D’une certaine manière, cela a enhardi les victimes serbes du bombardement dans l’espoir qu’elles auraient droit à une indemnisation et donc à une satisfaction pour les conséquences qu’elles ont subies. Et les chiffres sont implacables, montrant un nombre accru de maladies malignes dans un rayon de 50 à 100 kilomètres autour de l’endroit où les bombes de l’OTAN sèment la mort.

L’avocat serbe Srđan Aleksić s’est joint à l’action pour prouver les conséquences du bombardement à l’uranium appauvri, qui, encouragé par l’expérience de son collègue italien, a appelé la population touchée à se tourner vers lui afin de créer un registre unique des victimes et de préparer une action en justice contre l’OTAN pour obtenir des dommages et intérêts.

« Avant l’ouverture effective de la poursuite, la collecte de preuves, qui comprend également des documents médicaux, est imminente. Nous prélèverons des échantillons de tissus ou de sang et les enverrons à Turin pour une biopsie et un examen afin de montrer et de prouver la relation de cause à effet entre eux », a expliqué l’avocat serbe, précisant que tout l’uranium appauvri utilisé dans les Balkans a été tiré sous forme de projectiles de 30 millimètres par des avions de combat A-10 de l’US Air Force.

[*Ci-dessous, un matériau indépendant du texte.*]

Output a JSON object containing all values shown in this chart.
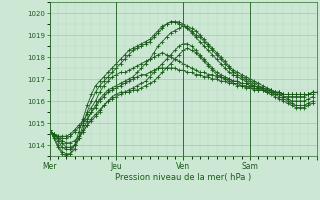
{
  "xlabel": "Pression niveau de la mer( hPa )",
  "bg_color": "#cce8d4",
  "plot_bg_color": "#cce8d4",
  "grid_major_color": "#a8c8a8",
  "grid_minor_color": "#b8d8b8",
  "line_color": "#1a5c1a",
  "ylim": [
    1013.5,
    1020.5
  ],
  "yticks": [
    1014,
    1015,
    1016,
    1017,
    1018,
    1019,
    1020
  ],
  "xlim": [
    0,
    192
  ],
  "day_ticks": [
    0,
    48,
    96,
    144
  ],
  "day_labels": [
    "Mer",
    "Jeu",
    "Ven",
    "Sam"
  ],
  "series": [
    {
      "x": [
        0,
        3,
        6,
        9,
        12,
        15,
        18,
        21,
        24,
        27,
        30,
        33,
        36,
        39,
        42,
        45,
        48,
        51,
        54,
        57,
        60,
        63,
        66,
        69,
        72,
        75,
        78,
        81,
        84,
        87,
        90,
        93,
        96,
        99,
        102,
        105,
        108,
        111,
        114,
        117,
        120,
        123,
        126,
        129,
        132,
        135,
        138,
        141,
        144,
        147,
        150,
        153,
        156,
        159,
        162,
        165,
        168,
        171,
        174,
        177,
        180,
        183,
        186,
        189
      ],
      "y": [
        1014.7,
        1014.5,
        1014.3,
        1014.1,
        1013.9,
        1013.9,
        1014.0,
        1014.3,
        1014.7,
        1015.1,
        1015.5,
        1015.8,
        1016.1,
        1016.3,
        1016.5,
        1016.6,
        1016.7,
        1016.8,
        1016.9,
        1017.0,
        1017.1,
        1017.3,
        1017.5,
        1017.7,
        1017.9,
        1018.2,
        1018.5,
        1018.7,
        1018.9,
        1019.1,
        1019.2,
        1019.3,
        1019.4,
        1019.4,
        1019.3,
        1019.2,
        1019.0,
        1018.8,
        1018.6,
        1018.4,
        1018.2,
        1018.0,
        1017.8,
        1017.6,
        1017.4,
        1017.3,
        1017.2,
        1017.1,
        1017.0,
        1016.9,
        1016.8,
        1016.7,
        1016.6,
        1016.5,
        1016.4,
        1016.3,
        1016.2,
        1016.1,
        1016.0,
        1016.0,
        1016.0,
        1016.0,
        1016.1,
        1016.2
      ]
    },
    {
      "x": [
        0,
        3,
        6,
        9,
        12,
        15,
        18,
        21,
        24,
        27,
        30,
        33,
        36,
        39,
        42,
        45,
        48,
        51,
        54,
        57,
        60,
        63,
        66,
        69,
        72,
        75,
        78,
        81,
        84,
        87,
        90,
        93,
        96,
        99,
        102,
        105,
        108,
        111,
        114,
        117,
        120,
        123,
        126,
        129,
        132,
        135,
        138,
        141,
        144,
        147,
        150,
        153,
        156,
        159,
        162,
        165,
        168,
        171,
        174,
        177,
        180,
        183,
        186,
        189
      ],
      "y": [
        1014.7,
        1014.4,
        1014.0,
        1013.7,
        1013.6,
        1013.6,
        1013.8,
        1014.3,
        1014.9,
        1015.5,
        1016.0,
        1016.4,
        1016.7,
        1016.9,
        1017.1,
        1017.3,
        1017.5,
        1017.7,
        1017.9,
        1018.1,
        1018.3,
        1018.4,
        1018.5,
        1018.6,
        1018.7,
        1018.9,
        1019.1,
        1019.3,
        1019.5,
        1019.6,
        1019.6,
        1019.6,
        1019.5,
        1019.3,
        1019.2,
        1019.0,
        1018.9,
        1018.7,
        1018.5,
        1018.3,
        1018.1,
        1017.9,
        1017.7,
        1017.5,
        1017.3,
        1017.2,
        1017.1,
        1017.0,
        1016.9,
        1016.8,
        1016.7,
        1016.6,
        1016.5,
        1016.4,
        1016.3,
        1016.2,
        1016.1,
        1016.0,
        1015.9,
        1015.8,
        1015.8,
        1015.8,
        1015.9,
        1016.0
      ]
    },
    {
      "x": [
        0,
        3,
        6,
        9,
        12,
        15,
        18,
        21,
        24,
        27,
        30,
        33,
        36,
        39,
        42,
        45,
        48,
        51,
        54,
        57,
        60,
        63,
        66,
        69,
        72,
        75,
        78,
        81,
        84,
        87,
        90,
        93,
        96,
        99,
        102,
        105,
        108,
        111,
        114,
        117,
        120,
        123,
        126,
        129,
        132,
        135,
        138,
        141,
        144,
        147,
        150,
        153,
        156,
        159,
        162,
        165,
        168,
        171,
        174,
        177,
        180,
        183,
        186,
        189
      ],
      "y": [
        1014.7,
        1014.3,
        1013.9,
        1013.6,
        1013.5,
        1013.6,
        1014.0,
        1014.6,
        1015.2,
        1015.8,
        1016.3,
        1016.7,
        1016.9,
        1017.1,
        1017.3,
        1017.5,
        1017.7,
        1017.9,
        1018.1,
        1018.3,
        1018.4,
        1018.5,
        1018.6,
        1018.7,
        1018.8,
        1019.0,
        1019.2,
        1019.4,
        1019.5,
        1019.6,
        1019.6,
        1019.5,
        1019.4,
        1019.3,
        1019.1,
        1018.9,
        1018.7,
        1018.5,
        1018.3,
        1018.1,
        1017.9,
        1017.7,
        1017.5,
        1017.3,
        1017.2,
        1017.1,
        1017.0,
        1016.9,
        1016.8,
        1016.7,
        1016.6,
        1016.5,
        1016.4,
        1016.3,
        1016.2,
        1016.1,
        1016.0,
        1015.9,
        1015.8,
        1015.7,
        1015.7,
        1015.7,
        1015.8,
        1015.9
      ]
    },
    {
      "x": [
        0,
        3,
        6,
        9,
        12,
        15,
        18,
        21,
        24,
        27,
        30,
        33,
        36,
        39,
        42,
        45,
        48,
        51,
        54,
        57,
        60,
        63,
        66,
        69,
        72,
        75,
        78,
        81,
        84,
        87,
        90,
        93,
        96,
        99,
        102,
        105,
        108,
        111,
        114,
        117,
        120,
        123,
        126,
        129,
        132,
        135,
        138,
        141,
        144,
        147,
        150,
        153,
        156,
        159,
        162,
        165,
        168,
        171,
        174,
        177,
        180,
        183,
        186,
        189
      ],
      "y": [
        1014.6,
        1014.4,
        1014.2,
        1013.9,
        1013.8,
        1013.8,
        1014.0,
        1014.3,
        1014.6,
        1014.9,
        1015.2,
        1015.4,
        1015.6,
        1015.8,
        1016.0,
        1016.1,
        1016.2,
        1016.3,
        1016.4,
        1016.5,
        1016.6,
        1016.7,
        1016.8,
        1016.9,
        1017.1,
        1017.3,
        1017.5,
        1017.7,
        1017.9,
        1018.1,
        1018.3,
        1018.5,
        1018.6,
        1018.6,
        1018.5,
        1018.3,
        1018.1,
        1017.9,
        1017.7,
        1017.5,
        1017.3,
        1017.2,
        1017.1,
        1017.0,
        1016.9,
        1016.9,
        1016.8,
        1016.8,
        1016.7,
        1016.7,
        1016.6,
        1016.6,
        1016.5,
        1016.5,
        1016.4,
        1016.4,
        1016.3,
        1016.3,
        1016.3,
        1016.3,
        1016.3,
        1016.3,
        1016.3,
        1016.4
      ]
    },
    {
      "x": [
        0,
        3,
        6,
        9,
        12,
        15,
        18,
        21,
        24,
        27,
        30,
        33,
        36,
        39,
        42,
        45,
        48,
        51,
        54,
        57,
        60,
        63,
        66,
        69,
        72,
        75,
        78,
        81,
        84,
        87,
        90,
        93,
        96,
        99,
        102,
        105,
        108,
        111,
        114,
        117,
        120,
        123,
        126,
        129,
        132,
        135,
        138,
        141,
        144,
        147,
        150,
        153,
        156,
        159,
        162,
        165,
        168,
        171,
        174,
        177,
        180,
        183,
        186,
        189
      ],
      "y": [
        1014.6,
        1014.5,
        1014.3,
        1014.2,
        1014.1,
        1014.1,
        1014.2,
        1014.4,
        1014.6,
        1014.9,
        1015.1,
        1015.3,
        1015.5,
        1015.8,
        1016.0,
        1016.2,
        1016.3,
        1016.4,
        1016.4,
        1016.4,
        1016.5,
        1016.5,
        1016.6,
        1016.7,
        1016.8,
        1016.9,
        1017.1,
        1017.3,
        1017.5,
        1017.7,
        1017.9,
        1018.1,
        1018.3,
        1018.4,
        1018.3,
        1018.2,
        1018.0,
        1017.8,
        1017.6,
        1017.4,
        1017.2,
        1017.1,
        1017.0,
        1016.9,
        1016.8,
        1016.8,
        1016.7,
        1016.7,
        1016.6,
        1016.6,
        1016.5,
        1016.5,
        1016.4,
        1016.4,
        1016.3,
        1016.3,
        1016.2,
        1016.2,
        1016.2,
        1016.2,
        1016.2,
        1016.2,
        1016.3,
        1016.3
      ]
    },
    {
      "x": [
        0,
        3,
        6,
        9,
        12,
        15,
        18,
        21,
        24,
        27,
        30,
        33,
        36,
        39,
        42,
        45,
        48,
        51,
        54,
        57,
        60,
        63,
        66,
        69,
        72,
        75,
        78,
        81,
        84,
        87,
        90,
        93,
        96,
        99,
        102,
        105,
        108,
        111,
        114,
        117,
        120,
        123,
        126,
        129,
        132,
        135,
        138,
        141,
        144,
        147,
        150,
        153,
        156,
        159,
        162,
        165,
        168,
        171,
        174,
        177,
        180,
        183,
        186,
        189
      ],
      "y": [
        1014.6,
        1014.5,
        1014.4,
        1014.4,
        1014.4,
        1014.5,
        1014.7,
        1014.9,
        1015.1,
        1015.4,
        1015.7,
        1016.0,
        1016.4,
        1016.7,
        1016.9,
        1017.1,
        1017.2,
        1017.3,
        1017.3,
        1017.4,
        1017.5,
        1017.6,
        1017.7,
        1017.8,
        1017.9,
        1018.0,
        1018.1,
        1018.2,
        1018.1,
        1018.0,
        1017.9,
        1017.8,
        1017.7,
        1017.6,
        1017.5,
        1017.4,
        1017.3,
        1017.3,
        1017.2,
        1017.2,
        1017.1,
        1017.1,
        1017.0,
        1017.0,
        1016.9,
        1016.9,
        1016.8,
        1016.8,
        1016.7,
        1016.7,
        1016.6,
        1016.6,
        1016.5,
        1016.5,
        1016.4,
        1016.4,
        1016.3,
        1016.3,
        1016.3,
        1016.3,
        1016.3,
        1016.3,
        1016.3,
        1016.4
      ]
    },
    {
      "x": [
        0,
        3,
        6,
        9,
        12,
        15,
        18,
        21,
        24,
        27,
        30,
        33,
        36,
        39,
        42,
        45,
        48,
        51,
        54,
        57,
        60,
        63,
        66,
        69,
        72,
        75,
        78,
        81,
        84,
        87,
        90,
        93,
        96,
        99,
        102,
        105,
        108,
        111,
        114,
        117,
        120,
        123,
        126,
        129,
        132,
        135,
        138,
        141,
        144,
        147,
        150,
        153,
        156,
        159,
        162,
        165,
        168,
        171,
        174,
        177,
        180,
        183,
        186,
        189,
        192
      ],
      "y": [
        1014.6,
        1014.5,
        1014.4,
        1014.3,
        1014.3,
        1014.4,
        1014.6,
        1014.8,
        1015.0,
        1015.2,
        1015.5,
        1015.7,
        1016.0,
        1016.2,
        1016.4,
        1016.5,
        1016.6,
        1016.7,
        1016.8,
        1016.9,
        1017.0,
        1017.1,
        1017.2,
        1017.2,
        1017.3,
        1017.4,
        1017.5,
        1017.5,
        1017.5,
        1017.5,
        1017.5,
        1017.4,
        1017.4,
        1017.3,
        1017.3,
        1017.2,
        1017.2,
        1017.1,
        1017.1,
        1017.0,
        1017.0,
        1016.9,
        1016.9,
        1016.8,
        1016.8,
        1016.7,
        1016.7,
        1016.6,
        1016.6,
        1016.5,
        1016.5,
        1016.5,
        1016.4,
        1016.4,
        1016.4,
        1016.4,
        1016.3,
        1016.3,
        1016.3,
        1016.3,
        1016.3,
        1016.3,
        1016.3,
        1016.4,
        1016.4
      ]
    }
  ]
}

Environ 10 000 projectiles ont été tirés en Bosnie-Herzégovine et environ 31 000 au Kosovo, contenant un total de près de 13 tonnes d’uranium appauvri. D’immenses étendues de terres, mais aussi des réservoirs d’eau, ont été contaminés. Si nous savons que la période de désintégration de l’uranium appauvri dure 4,5 milliards d’années, alors il est plus que clair de quel type de problème il s’agit », a déclaré Aleksić au quotidien Glas Srpske de Banja Luka.

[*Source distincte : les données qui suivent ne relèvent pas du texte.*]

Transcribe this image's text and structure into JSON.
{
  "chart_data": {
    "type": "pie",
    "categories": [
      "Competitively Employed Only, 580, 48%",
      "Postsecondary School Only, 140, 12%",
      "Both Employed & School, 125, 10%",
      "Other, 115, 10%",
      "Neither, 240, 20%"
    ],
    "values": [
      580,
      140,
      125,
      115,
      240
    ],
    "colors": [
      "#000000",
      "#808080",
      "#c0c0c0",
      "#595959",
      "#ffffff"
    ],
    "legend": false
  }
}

Il a expliqué que le célèbre avocat Angelo Fiore Tartaglia avait exprimé sa volonté de faire partie de l’équipe juridique et avait annoncé qu’il se rendrait bientôt à Banja Luka pour convenir de tous les détails concernant les poursuites contre Allianz. Auparavant, le président du Parlement de la Republika Srpska, Nenad Stevandić, a rendu visite à Rome à l’avocat Tartaglia, grâce auquel l’accusation de l’OTAN a été internationalisée, et a déclaré avec force qu’il était prêt à faciliter et à accélérer la procédure d’établissement de la culpabilité de l’alliance de l’OTAN par le biais de certains changements aux procédures législatives.